Quali sono gli altri snodi di policy che proponete?
«Accrescere l’accesso alla conoscenza, ad esempio favorendo uno scambio proficuo fra università e imprese, e orientare la trasformazione digitale verso la giustizia ambientale e sociale. È inoltre necessario intervenire sulla Pubblica Amministrazione, migliorandone la qualità e i metodi di lavoro e favorendo l’ingresso di giovani dipendenti anche per far fronte al cambio generazionale. Poi è importante puntare sulla dignità del lavoro e sulla partecipazione dei lavoratori e dei cittadini alle decisioni strategiche dell’impresa. E alla introduzione del salario minimo».

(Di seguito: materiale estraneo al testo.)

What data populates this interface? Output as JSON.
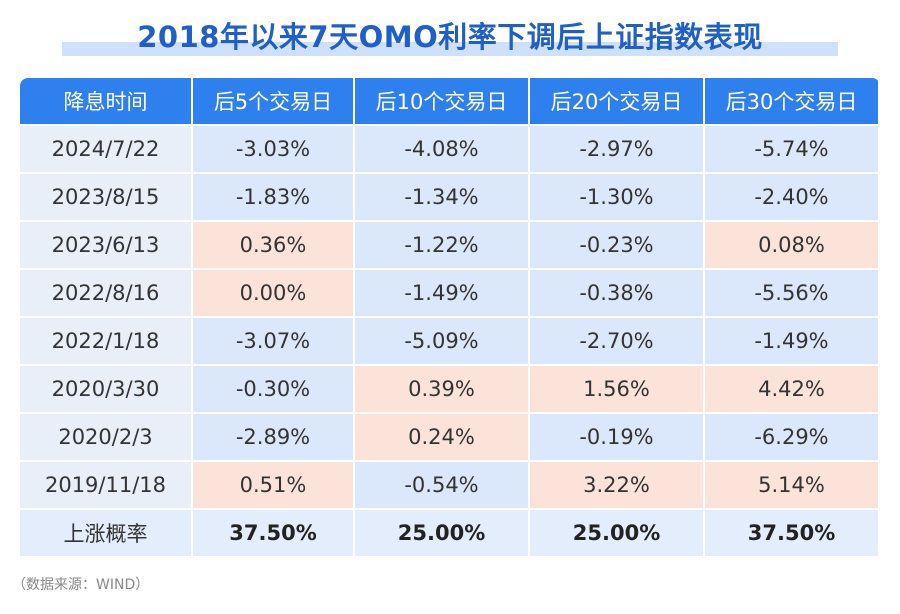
{
  "title": "2018年以来7天OMO利率下调后上证指数表现",
  "table": {
    "header": [
      "降息时间",
      "后5个交易日",
      "后10个交易日",
      "后20个交易日",
      "后30个交易日"
    ],
    "rows": [
      [
        "2024/7/22",
        "-3.03%",
        "-4.08%",
        "-2.97%",
        "-5.74%"
      ],
      [
        "2023/8/15",
        "-1.83%",
        "-1.34%",
        "-1.30%",
        "-2.40%"
      ],
      [
        "2023/6/13",
        "0.36%",
        "-1.22%",
        "-0.23%",
        "0.08%"
      ],
      [
        "2022/8/16",
        "0.00%",
        "-1.49%",
        "-0.38%",
        "-5.56%"
      ],
      [
        "2022/1/18",
        "-3.07%",
        "-5.09%",
        "-2.70%",
        "-1.49%"
      ],
      [
        "2020/3/30",
        "-0.30%",
        "0.39%",
        "1.56%",
        "4.42%"
      ],
      [
        "2020/2/3",
        "-2.89%",
        "0.24%",
        "-0.19%",
        "-6.29%"
      ],
      [
        "2019/11/18",
        "0.51%",
        "-0.54%",
        "3.22%",
        "5.14%"
      ]
    ],
    "footer": [
      "上涨概率",
      "37.50%",
      "25.00%",
      "25.00%",
      "37.50%"
    ]
  },
  "source": "（数据来源：WIND）"
}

E qui i liberisti di cui sopra potrebbero tacciarvi di assistenzialismo.
«Molti studi ormai rilevano che il salario minimo non ha impatto sull’occupazione. E volendo guardare le cose in ottica liberista, con il reddito minimo molte imprese “cattive”, che stanno sul mercato solo sfruttando chi lavora, pagandolo pochissimo, uscirebbero dal mercato».

un futuro più giustoProponete anche una dote universale per i giovani.
«Al netto del fatto che è necessario migliorare l’accesso all’istruzione, i ragazzi devono poter avere la libertà di costruirsi il futuro e, con il proprio, anche quello del paese. Quindi pensiamo a una dote di 15mila euro da dare a tutti coloro che compiono 18 anni senza condizioni, ma accompagnati nelle scelte durante il percorso scolastico o attraverso le organizzazioni di cittadinanza attiva e di Terzo settore. Aiutandoli a mettere a fuoco le proprie inclinazioni e consentendo loro di renderle concrete».

Una sorta di avvio: se vuoi aprire un’officina hai una base di partenza.
«O se vuoi fare un viaggio di studio in qualche luogo che ti interessa particolarmente puoi farlo. L’idea è finanziare questa dote universale con un aumento della tassazione sui grandi patrimoni, quelli che superano i 500mila euro».

Qual è il ruolo del Terzo settore?
È fondamentale. Le organizzazioni di Terzo settore stanno sul territorio, lo conoscono e spesso praticano già nei fatti un’alternativa allo status quo. Spesso incarnano già il cambiamento e sono decisive per spingere i processi e determinare il confronto sulle politiche».